Reine de Palmyre Tome 1 : La Danse des dieux

  • • Roman français
  • • Parution : 29 septembre 2005
  • • 384 pages
  • • Format : 153 x 240 mm
  • • Prix : 21,90 euros
  • • ISBN : 9782845630987
  • • La Légende de Zénobie, 52 pages
  • En savoir plus sur l'auteur
Traduit en 6 langues
  • Présentation

    Par amour et par vengeance, une princesse du désert défie l’empire de Rome.

    Après le succès mondial de INCA (500 000 exemplaires en France, parution dans 25 langues), un fantastique roman d’aventures, d’amour et d’intrigues politiques et religieuses. La rencontre de Zénobie, Reine de Palmyre, et d’Aurélien, empereur de Rome. Au IIIe siècle après J.-C., l’empire romain vit ses années les plus noires. Immense, il doit lutter en permanence contre les incessantes invasions des Barbares, les complots et les intrigues intestines, ainsi que l’émergence puis la résistance des adeptes de Mithra et des premiers Chrétiens.

    C’est dans ce contexte qu’une nuit, sous une tente nomade, dans le désert proche de Palmyre, naît une petite fille. Au même instant, une boule de feu enflamme le ciel, frappe la terre et de l’eau surgit du sable. Une source naît en plein désert, un « Don de Dieu ». Ce sera aussi le nom de l’enfant : Zénobie.
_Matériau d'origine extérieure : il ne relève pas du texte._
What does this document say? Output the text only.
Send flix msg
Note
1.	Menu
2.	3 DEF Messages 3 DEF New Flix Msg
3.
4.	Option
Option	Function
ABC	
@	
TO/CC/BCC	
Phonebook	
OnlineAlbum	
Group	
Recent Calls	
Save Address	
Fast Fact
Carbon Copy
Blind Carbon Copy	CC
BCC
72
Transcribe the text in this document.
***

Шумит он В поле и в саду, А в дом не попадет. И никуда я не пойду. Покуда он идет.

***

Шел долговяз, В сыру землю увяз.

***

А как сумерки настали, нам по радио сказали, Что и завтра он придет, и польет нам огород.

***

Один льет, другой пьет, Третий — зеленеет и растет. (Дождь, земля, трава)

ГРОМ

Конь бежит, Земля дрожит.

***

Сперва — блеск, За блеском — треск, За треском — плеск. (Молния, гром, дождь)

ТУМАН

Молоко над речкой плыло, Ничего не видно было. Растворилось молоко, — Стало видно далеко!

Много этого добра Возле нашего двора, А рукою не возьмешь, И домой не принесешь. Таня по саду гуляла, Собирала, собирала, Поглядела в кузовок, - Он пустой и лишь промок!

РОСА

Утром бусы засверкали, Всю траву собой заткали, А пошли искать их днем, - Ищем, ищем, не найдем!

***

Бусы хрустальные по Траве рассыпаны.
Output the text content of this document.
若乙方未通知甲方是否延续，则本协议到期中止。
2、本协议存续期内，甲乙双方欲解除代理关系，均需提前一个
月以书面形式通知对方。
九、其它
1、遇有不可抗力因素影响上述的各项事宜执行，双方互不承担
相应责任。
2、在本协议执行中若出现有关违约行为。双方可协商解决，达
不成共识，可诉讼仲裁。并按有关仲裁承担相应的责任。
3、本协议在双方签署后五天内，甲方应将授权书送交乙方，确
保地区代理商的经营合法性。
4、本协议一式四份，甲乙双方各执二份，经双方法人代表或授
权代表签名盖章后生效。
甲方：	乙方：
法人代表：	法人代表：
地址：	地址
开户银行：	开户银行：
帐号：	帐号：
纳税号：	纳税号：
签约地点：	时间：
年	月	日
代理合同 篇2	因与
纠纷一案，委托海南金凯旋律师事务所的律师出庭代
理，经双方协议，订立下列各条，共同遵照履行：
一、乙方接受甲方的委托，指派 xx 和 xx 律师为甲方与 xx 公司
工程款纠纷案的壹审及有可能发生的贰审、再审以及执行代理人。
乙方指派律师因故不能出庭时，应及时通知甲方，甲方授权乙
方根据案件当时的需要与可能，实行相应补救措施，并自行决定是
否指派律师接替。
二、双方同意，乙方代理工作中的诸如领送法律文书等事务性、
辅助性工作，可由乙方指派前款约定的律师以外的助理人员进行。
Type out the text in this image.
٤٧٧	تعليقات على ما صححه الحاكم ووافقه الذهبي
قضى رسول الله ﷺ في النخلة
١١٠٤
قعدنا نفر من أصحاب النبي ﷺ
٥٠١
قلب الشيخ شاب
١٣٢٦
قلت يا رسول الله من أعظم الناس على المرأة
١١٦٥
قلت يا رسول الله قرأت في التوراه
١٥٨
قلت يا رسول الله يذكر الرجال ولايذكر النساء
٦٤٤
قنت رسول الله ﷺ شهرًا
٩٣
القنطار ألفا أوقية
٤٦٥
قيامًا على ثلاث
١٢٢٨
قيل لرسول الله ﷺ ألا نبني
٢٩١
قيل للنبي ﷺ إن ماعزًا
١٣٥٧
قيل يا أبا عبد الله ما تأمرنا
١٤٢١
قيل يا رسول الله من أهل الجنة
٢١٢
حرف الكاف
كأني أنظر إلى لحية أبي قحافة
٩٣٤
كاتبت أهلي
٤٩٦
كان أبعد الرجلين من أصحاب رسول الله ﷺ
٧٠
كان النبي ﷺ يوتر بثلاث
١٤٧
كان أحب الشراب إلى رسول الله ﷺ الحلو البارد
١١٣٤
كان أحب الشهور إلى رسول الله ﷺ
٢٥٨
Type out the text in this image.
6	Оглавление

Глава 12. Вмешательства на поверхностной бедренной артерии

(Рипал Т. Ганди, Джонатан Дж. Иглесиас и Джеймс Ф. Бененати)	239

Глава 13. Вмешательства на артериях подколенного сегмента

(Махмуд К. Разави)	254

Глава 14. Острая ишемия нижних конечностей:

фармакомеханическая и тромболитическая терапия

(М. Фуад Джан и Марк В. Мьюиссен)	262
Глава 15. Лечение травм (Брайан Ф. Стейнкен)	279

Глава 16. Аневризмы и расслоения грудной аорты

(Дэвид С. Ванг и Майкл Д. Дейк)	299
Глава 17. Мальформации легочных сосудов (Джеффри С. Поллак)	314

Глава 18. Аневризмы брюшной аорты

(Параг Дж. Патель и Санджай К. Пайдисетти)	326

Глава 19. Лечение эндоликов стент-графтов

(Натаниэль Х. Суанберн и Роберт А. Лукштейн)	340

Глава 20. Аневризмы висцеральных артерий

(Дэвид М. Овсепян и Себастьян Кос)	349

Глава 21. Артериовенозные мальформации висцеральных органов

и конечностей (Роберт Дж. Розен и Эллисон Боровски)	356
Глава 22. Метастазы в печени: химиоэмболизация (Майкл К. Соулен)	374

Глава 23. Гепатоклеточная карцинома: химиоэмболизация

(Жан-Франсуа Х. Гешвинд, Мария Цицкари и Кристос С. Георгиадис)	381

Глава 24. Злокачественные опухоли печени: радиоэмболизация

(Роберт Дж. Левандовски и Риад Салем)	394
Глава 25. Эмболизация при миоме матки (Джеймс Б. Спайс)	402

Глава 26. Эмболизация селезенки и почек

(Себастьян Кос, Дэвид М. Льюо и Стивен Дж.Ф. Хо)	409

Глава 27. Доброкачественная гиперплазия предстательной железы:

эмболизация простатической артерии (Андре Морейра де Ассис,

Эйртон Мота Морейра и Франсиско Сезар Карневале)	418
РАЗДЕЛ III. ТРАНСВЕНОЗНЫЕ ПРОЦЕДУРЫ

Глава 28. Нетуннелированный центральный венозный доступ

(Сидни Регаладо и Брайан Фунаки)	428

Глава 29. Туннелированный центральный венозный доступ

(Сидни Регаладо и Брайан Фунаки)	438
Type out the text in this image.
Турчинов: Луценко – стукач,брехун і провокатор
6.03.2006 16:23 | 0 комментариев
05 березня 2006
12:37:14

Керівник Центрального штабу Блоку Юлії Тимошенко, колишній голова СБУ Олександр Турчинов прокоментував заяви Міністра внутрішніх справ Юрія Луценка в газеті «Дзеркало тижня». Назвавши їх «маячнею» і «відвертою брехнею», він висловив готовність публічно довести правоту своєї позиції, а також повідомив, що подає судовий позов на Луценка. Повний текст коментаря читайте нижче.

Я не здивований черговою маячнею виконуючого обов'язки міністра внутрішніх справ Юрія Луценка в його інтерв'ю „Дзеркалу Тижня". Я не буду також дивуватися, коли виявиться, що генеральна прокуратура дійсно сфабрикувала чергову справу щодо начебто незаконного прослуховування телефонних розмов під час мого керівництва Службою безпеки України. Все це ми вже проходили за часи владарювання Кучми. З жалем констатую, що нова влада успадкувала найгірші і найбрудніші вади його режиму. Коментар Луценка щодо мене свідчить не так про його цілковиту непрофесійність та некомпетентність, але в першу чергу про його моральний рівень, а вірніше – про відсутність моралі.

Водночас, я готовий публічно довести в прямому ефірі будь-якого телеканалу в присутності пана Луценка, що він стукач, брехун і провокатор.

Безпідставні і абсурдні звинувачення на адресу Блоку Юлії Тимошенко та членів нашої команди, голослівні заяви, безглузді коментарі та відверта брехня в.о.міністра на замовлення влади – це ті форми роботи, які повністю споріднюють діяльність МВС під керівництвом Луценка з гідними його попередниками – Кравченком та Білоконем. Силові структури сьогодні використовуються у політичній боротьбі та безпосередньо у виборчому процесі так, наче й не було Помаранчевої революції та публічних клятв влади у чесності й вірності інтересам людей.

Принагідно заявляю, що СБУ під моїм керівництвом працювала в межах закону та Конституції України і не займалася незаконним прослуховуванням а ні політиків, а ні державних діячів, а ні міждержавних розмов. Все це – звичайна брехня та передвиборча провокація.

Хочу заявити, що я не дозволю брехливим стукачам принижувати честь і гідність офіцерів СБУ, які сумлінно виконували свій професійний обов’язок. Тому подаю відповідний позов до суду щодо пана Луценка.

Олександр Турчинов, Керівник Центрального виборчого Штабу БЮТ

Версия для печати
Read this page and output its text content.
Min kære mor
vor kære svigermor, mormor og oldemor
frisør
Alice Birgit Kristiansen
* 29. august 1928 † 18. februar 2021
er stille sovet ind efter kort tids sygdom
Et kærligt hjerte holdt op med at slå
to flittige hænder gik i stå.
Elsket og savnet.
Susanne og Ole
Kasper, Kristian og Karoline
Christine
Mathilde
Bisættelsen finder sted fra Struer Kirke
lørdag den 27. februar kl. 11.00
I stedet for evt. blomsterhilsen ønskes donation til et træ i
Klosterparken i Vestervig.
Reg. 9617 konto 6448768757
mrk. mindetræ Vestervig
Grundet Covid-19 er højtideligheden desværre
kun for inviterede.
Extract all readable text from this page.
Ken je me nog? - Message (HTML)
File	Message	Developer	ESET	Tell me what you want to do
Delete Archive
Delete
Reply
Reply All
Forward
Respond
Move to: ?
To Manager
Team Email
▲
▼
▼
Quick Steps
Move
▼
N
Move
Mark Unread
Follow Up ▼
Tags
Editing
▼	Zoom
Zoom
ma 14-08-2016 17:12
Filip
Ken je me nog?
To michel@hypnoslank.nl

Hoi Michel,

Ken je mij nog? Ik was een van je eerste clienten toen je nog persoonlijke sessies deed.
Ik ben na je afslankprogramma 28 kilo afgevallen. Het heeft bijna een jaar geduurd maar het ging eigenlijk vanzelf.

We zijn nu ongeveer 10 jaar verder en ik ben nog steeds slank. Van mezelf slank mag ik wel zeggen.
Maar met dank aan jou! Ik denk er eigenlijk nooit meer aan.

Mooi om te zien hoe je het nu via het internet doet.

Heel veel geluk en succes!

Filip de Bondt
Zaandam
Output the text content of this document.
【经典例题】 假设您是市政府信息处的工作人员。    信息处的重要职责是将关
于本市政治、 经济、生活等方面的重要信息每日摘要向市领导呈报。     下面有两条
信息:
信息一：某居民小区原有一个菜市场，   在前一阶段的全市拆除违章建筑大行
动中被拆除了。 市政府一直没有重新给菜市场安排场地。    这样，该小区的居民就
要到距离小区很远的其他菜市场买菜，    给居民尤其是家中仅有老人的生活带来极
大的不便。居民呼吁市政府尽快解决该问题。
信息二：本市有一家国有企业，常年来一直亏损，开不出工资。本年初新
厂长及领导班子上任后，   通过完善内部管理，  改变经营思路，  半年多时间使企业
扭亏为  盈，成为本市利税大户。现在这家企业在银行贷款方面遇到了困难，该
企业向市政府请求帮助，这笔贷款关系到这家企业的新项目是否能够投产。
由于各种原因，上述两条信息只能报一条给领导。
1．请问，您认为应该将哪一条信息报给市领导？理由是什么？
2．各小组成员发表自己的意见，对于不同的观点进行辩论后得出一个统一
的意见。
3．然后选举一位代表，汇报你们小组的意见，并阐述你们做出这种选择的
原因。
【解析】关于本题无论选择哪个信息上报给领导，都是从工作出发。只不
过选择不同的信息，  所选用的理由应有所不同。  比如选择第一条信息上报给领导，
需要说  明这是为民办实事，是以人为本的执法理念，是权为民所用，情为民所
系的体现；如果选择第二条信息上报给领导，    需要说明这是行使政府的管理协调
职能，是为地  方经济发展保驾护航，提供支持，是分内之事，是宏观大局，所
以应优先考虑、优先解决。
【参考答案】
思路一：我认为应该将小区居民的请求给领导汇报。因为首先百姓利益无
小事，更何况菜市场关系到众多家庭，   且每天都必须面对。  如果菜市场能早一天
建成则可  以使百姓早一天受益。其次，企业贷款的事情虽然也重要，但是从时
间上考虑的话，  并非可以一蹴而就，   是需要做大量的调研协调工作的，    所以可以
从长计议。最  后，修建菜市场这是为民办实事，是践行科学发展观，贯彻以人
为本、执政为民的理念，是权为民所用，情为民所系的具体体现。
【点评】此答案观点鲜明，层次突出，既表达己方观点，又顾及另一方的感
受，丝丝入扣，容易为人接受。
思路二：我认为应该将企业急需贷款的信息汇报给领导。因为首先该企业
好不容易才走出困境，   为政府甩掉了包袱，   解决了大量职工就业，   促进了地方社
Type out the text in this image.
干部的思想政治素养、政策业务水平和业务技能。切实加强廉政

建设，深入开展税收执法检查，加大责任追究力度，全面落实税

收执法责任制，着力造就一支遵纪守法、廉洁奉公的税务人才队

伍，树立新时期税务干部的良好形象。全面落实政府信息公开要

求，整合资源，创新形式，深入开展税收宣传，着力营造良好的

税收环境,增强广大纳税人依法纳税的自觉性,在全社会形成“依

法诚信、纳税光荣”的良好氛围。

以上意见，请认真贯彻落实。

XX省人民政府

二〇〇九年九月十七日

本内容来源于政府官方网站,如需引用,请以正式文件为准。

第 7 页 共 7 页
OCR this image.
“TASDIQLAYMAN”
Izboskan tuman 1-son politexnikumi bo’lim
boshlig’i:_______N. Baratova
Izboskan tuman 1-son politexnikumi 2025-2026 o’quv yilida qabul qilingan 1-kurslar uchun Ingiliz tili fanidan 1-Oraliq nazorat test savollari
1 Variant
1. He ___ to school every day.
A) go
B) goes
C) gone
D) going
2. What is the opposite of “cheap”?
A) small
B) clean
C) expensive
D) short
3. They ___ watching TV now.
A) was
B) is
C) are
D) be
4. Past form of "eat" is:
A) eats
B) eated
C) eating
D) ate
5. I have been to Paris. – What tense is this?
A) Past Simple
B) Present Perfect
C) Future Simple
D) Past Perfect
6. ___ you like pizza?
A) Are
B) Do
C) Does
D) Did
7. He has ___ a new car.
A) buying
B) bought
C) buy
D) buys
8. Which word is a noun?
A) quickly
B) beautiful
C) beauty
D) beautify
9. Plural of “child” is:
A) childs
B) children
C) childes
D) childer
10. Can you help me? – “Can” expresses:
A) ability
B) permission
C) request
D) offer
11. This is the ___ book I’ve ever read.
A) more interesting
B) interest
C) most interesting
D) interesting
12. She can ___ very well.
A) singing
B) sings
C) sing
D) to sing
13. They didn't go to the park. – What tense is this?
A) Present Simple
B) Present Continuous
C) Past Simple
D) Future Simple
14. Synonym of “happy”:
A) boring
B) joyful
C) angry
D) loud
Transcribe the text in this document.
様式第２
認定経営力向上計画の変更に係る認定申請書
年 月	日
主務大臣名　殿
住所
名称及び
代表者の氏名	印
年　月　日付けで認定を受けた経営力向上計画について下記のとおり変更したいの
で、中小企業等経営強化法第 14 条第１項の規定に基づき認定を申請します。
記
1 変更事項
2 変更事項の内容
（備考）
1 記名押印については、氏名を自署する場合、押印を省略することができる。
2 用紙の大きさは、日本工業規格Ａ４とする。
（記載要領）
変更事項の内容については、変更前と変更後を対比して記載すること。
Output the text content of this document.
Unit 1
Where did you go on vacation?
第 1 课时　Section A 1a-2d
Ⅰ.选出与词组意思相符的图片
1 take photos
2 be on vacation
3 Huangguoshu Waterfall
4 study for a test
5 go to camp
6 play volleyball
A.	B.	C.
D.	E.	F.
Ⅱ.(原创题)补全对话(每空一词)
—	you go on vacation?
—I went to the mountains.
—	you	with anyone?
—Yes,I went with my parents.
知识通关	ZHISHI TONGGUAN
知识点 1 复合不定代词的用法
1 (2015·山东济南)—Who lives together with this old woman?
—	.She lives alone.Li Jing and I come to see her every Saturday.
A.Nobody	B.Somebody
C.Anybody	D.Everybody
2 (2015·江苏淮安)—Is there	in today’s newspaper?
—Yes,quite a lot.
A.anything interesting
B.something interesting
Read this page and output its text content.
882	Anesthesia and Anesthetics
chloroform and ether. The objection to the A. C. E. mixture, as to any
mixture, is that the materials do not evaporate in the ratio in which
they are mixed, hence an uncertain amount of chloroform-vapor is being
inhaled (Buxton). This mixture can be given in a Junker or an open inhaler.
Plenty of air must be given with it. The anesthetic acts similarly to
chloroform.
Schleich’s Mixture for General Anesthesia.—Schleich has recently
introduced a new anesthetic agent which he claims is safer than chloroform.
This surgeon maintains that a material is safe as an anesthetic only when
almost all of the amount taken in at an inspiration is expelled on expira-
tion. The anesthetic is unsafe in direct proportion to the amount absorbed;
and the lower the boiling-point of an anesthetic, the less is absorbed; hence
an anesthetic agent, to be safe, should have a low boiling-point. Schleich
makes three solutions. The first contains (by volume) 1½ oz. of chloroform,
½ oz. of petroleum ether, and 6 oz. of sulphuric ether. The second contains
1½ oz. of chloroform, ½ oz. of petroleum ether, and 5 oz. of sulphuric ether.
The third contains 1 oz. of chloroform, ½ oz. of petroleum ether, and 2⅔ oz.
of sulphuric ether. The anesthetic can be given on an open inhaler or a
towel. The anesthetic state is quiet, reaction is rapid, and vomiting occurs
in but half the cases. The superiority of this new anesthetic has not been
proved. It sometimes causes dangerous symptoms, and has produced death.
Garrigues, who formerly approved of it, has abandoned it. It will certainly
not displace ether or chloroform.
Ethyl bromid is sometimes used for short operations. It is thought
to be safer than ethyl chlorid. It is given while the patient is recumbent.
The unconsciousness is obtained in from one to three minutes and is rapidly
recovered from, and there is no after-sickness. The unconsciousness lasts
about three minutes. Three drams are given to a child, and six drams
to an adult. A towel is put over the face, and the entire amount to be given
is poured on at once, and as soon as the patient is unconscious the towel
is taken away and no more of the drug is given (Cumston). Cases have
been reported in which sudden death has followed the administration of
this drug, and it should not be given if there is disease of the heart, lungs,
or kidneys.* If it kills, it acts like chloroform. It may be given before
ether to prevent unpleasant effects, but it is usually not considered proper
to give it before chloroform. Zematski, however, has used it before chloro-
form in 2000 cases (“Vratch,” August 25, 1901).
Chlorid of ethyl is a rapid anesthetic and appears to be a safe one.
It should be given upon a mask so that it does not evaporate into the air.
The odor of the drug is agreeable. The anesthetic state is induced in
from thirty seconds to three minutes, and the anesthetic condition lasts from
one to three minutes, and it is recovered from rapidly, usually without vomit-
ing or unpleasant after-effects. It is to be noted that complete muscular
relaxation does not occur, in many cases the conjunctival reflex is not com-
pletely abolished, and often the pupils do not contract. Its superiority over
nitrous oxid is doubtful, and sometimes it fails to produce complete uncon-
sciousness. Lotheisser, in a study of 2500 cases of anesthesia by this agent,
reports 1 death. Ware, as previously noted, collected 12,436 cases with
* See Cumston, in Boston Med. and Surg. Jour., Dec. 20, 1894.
    Au même moment, sur les rives du Danube, un jeune officier romain, Aurélien, affronte deux mille Barbares et gagne la bataille avec ses maigres troupes. Pour Aurélien, acclamé par les légions de Rome, c’est le début de la gloire.

    Dès lors, le sort de cet homme, futur empereur romain, et de cette femme, future reine de Palmyre scellera la rencontre de l’Orient et de l’Occident dans un âpre affrontement pour le pouvoir suprême de Rome.

  • Extrait

    Alors que le jour se levait sur le désert, à moins de mille pas du campement, les guerriers M’Toub découvrirent le cratère.

    L’étoile avait brisé la falaise comme un coup de masse et calciné les roches. Elle s’était engloutie dans la terre ocre, creusant un vaste entonnoir sableux. Des langues de poussières noires en zébraient les pentes instables.

    Plus audacieux que les caravaniers, les guerriers M’Toub se laissèrent glisser dans le cratère. Excités par la perspective d’y découvrir l’étoile disparue, ils fouillèrent avidement la poussière et le sable au fond du cône.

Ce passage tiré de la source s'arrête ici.